I found her through recommendations and further recommendations as various people were too busy to see me. I kept her because she worked for me in a way that made sense to me. She respected me and didn’t talk down to me or play games with me.

I thought she was playing games, but that was because I had pretty low self-esteem. I couldn’t imagine that anyone would enjoy my company, especially someone who had the problems I had. If she did like me, it was because I paid her to like me. But eventually, I came to believe she liked me in the sense that she would have liked me whether or not I paid her. Like, if I was at a cocktail party, she wouldn’t be trying to get away if we happened to get into a conversation.

It can take a while to develop a relationship with a therapist. It should take a while. You have to build trust. It was helpful, too. I can’t say how helpful, but it did give me a few tools to help me deal with the problems I was there for. Like low self-esteem.

Sunny2's avatar

I found therapy a learning experience. I discovered things I didn’t know about myself.

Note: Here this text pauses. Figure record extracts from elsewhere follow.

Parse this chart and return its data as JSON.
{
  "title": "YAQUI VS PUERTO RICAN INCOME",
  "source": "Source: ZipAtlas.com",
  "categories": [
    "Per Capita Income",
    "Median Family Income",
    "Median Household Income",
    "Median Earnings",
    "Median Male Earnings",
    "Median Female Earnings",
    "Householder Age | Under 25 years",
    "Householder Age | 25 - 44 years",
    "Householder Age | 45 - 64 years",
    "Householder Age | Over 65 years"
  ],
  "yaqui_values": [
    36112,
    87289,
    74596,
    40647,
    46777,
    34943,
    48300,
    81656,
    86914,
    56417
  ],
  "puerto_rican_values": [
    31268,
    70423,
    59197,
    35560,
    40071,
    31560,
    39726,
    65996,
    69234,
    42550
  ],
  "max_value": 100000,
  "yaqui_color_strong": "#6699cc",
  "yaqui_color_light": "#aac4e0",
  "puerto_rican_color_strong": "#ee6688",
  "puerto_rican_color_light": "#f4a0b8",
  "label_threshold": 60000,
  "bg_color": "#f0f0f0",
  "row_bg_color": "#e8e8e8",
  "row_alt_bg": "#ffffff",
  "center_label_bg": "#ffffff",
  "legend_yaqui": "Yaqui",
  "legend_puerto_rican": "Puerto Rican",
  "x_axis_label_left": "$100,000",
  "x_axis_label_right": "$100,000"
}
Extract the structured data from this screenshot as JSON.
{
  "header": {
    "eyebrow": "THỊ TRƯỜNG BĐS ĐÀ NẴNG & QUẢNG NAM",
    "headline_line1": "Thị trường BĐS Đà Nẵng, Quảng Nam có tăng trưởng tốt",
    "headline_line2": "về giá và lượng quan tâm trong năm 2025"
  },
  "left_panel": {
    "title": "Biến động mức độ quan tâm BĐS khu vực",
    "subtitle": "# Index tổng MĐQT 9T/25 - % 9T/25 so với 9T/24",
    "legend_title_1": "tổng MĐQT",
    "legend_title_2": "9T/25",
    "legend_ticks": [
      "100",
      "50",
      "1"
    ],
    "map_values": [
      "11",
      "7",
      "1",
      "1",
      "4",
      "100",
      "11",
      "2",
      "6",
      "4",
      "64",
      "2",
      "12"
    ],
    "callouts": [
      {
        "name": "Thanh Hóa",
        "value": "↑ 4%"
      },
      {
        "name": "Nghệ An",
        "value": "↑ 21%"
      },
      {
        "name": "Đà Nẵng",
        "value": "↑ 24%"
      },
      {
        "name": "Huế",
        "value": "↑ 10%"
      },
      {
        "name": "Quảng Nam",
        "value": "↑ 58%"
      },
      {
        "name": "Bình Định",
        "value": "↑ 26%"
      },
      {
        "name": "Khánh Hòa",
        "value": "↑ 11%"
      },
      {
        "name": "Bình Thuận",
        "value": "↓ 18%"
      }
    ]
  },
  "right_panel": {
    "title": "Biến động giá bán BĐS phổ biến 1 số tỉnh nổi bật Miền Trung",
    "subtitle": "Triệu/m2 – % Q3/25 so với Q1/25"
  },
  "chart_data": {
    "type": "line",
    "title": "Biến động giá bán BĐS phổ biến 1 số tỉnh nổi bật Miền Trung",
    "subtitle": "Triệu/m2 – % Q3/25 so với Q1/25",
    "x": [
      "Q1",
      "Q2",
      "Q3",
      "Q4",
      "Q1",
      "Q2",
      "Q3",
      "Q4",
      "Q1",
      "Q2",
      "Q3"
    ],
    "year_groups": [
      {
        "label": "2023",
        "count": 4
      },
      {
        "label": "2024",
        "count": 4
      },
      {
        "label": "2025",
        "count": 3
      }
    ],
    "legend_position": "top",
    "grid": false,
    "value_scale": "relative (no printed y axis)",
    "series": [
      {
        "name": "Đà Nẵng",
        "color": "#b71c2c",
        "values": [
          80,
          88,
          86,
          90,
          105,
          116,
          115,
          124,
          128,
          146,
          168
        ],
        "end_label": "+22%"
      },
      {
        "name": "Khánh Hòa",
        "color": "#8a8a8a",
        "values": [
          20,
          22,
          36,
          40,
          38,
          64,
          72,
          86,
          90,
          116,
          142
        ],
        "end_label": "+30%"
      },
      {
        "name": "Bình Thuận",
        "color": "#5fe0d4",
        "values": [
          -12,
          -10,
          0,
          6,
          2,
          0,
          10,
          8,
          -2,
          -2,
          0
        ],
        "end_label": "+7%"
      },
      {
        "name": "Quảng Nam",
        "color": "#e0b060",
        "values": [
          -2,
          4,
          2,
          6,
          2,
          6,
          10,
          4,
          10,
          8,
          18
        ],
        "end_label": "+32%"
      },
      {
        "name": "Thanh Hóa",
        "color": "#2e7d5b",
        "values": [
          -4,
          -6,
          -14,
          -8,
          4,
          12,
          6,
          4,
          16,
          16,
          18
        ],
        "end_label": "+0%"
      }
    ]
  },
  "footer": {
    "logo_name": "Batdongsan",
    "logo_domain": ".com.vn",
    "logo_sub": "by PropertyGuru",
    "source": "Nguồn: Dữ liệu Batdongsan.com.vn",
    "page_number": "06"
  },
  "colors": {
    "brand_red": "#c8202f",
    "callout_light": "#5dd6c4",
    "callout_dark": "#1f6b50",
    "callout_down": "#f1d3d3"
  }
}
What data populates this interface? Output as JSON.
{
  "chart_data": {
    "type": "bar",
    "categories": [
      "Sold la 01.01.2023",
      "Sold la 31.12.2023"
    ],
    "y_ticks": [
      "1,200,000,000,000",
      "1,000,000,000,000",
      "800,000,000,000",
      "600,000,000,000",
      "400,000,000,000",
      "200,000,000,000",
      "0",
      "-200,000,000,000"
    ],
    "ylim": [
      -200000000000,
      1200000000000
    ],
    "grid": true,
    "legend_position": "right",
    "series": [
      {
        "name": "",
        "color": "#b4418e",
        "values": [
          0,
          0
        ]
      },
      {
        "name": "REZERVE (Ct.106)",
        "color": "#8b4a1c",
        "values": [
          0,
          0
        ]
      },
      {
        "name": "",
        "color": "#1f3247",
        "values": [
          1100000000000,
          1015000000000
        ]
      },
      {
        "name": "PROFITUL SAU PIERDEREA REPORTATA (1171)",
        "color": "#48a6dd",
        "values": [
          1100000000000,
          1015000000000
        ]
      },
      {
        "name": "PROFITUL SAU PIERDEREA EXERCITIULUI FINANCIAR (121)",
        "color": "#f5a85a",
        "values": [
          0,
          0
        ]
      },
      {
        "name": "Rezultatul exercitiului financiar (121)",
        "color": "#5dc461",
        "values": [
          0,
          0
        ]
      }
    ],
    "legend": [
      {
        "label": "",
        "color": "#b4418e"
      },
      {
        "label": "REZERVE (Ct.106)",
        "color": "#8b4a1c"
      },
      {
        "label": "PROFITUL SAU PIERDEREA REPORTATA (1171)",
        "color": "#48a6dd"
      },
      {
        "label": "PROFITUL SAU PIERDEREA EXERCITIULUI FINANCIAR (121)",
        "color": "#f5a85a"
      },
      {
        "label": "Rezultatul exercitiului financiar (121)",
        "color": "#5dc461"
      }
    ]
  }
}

I learned to respect the things I am and to let go of things I thought I was, but am not.
The stigma of mental problems is still alive and well in many people’s minds. They see it as a weakness, as wundyatta said. Or they see treatment as turning someone into a zombie, (so old fashioned.)
The main thing that has changed in my lifetime, as far as mental health goes, is the very effective medications now available. No one has to suffer from depression, from schizophrenia, or bipolar symptoms. And I truly believe that everyone has problems . . . it’s only a matter of which ones, you in particular, have.

YARNLADY's avatar

It worked quite well for me.

wundayatta's avatar

Unfortunately, @Sunny2, there are a small number of people for whom no treatment works.

Sunny2's avatar

@wundayatta I suppose that’s true, since it’s certainly true for any other malady. However, in my mind, reluctance to seek relief is not a rational response to a condition when the possibility for help is there.

Ron_C's avatar

This subject came up as a lunch time conversation, this afternoon. The consensus was that psychiatrists are frightening and unstable. You could possibly find a decent psychologist that can handle a talk therapy but the consensus was that physiatrists enter that profession to find out what is wrong with themselves.

YARNLADY's avatar

@Ron_C Question: how is that different from auto mechanics? See, you can’t always be sure.

allofit's avatar

therapy is so beneficial if you find a good psychologist, i’ve never been to a psychiatrist,but I agree with ron c’s conclusion.

majorrich's avatar

I recently changed therapists, and find the change in methods reaches different parts of my psyche. And in doing so revealed more that I need to be working on. Some of the revelations were not so pleasant, but in the end will be beneficial I hope.

Ron_C's avatar

@YARNLADY I know both. I have met several psychiatrists in both a professional and social environment. The psychiatrists are nothing like the regular doctors that I know. As for auto mechanics, my regular mechanic was in the Rotary club when I was president and my kids went to school his kids and we know the mechanic that takes care of my wife’s car very well. I submit that most mechanics are regular people that may have some ordinary problems. The psychiatrists all seem a little off, some of them were way off the mark.

Ron_C's avatar

@majorrich I had a psychologist help we control a constant pain that I have because of a damaged vein that I have as a result of an accident. He also helped my wife through problems she had with depression.

If you don’t have an elder that is wise and trustworthy, a psychologist is the next best thing.